There are a number of different classifications for celestial objects. There are planets, dwarf planets, and planetoids. There are hypergiant stars, stars, and white dwarfs. The list goes on and on. Ultimately, these classifications allow scientists (mostly astronomers) to talk about these various objects in meaningful ways. However, it can leave you rather confused. So let's take a moment to sort out at least one classification.

Meet Stars, Brown Dwarfs, and Gas Giants

First, let’s start on brown dwarfs. These cosmic quandaries were not even discovered until 1995 (that's just 20 years ago). To make a brown dwarf, you need to start making a star (a protostar). Stars generally form when a nebula of dust and gas is, for some reason, disturbed and begins to condense. Once it has condensed, it forms an object massive enough to ignite nuclear fusion.

Brown dwarfs are what you get when this process fails—when the protostar does not obtain enough mass of hydrogen to sustain the nuclear fusion.

Ultimately, stars are formed because, in essence, the the more matter there is, there more it gathers together because of gravity. The more matter gathers together, the more compressed it gets. And notably, gas heats when it's compressed. The heat excites the atoms and moves them more and more violently, which causes even more friction and thus more heat (it is a kind of runaway event).

How hot does the protostar need to be to sustain nuclear fusion?

About 10,000,000° Celsius, which is about the same  18,000,000° Fahrenheit. How much mass do you need to get to that temperature? Somewhere between 75 and 80 times the mass of Jupiter. And that's what's needed to make the smallest and coolest of stars. Any star that's bigger, hotter, and brighter requires a lot more matter.

This is where brown dwarfs failed. For some reason, there was not enough matter in the area, and the protostar never ignited.

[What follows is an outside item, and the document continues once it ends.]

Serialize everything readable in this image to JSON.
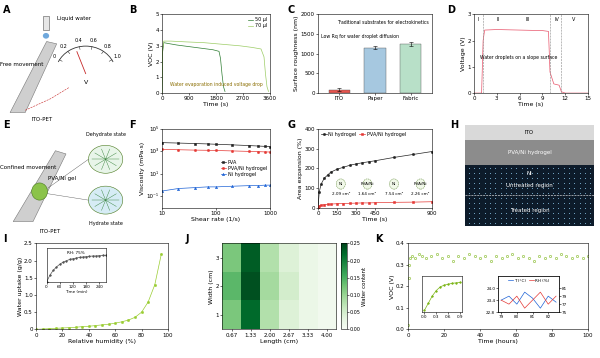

As such, it stayed as a ball of gas.

Brown dwarfs and gas giants like Jupiter are remarkably similar. The major difference is temperature. Brown dwarfs can have temperatures as high as 2000° C (3600°F), or as cold as the one that was discovered about 2 years ago at 350°C (662°F), and there was even one discovered very recently that is 30°C (86°F), which is a rather warm but livable room temperature.

So it can be a bit colder still.

Jupiter and Saturn are both about -100°C at surface level. I say surface level, but I want to clarify that those planets have no actual “surface” in the traditional sense. A "surface" is when the atmospheric pressure equals 1 atmosphere (the pressure at Earth’s surface at sea level). These temperature differences cause the material in both objects to act differently. For instance, water remains in a gas form in brown dwarfs, while it freezes in gas giants.

One more major difference between brown dwarfs and gas giants is that gas giants started out as rocky structures that gathered random gasses and dust in the planetary disk formed after a star ignites. So there is a molten rocky core (or icy core in the case of ice giants like Neptune and Uranus) in the center of gas giants, while brown dwarfs are all gas.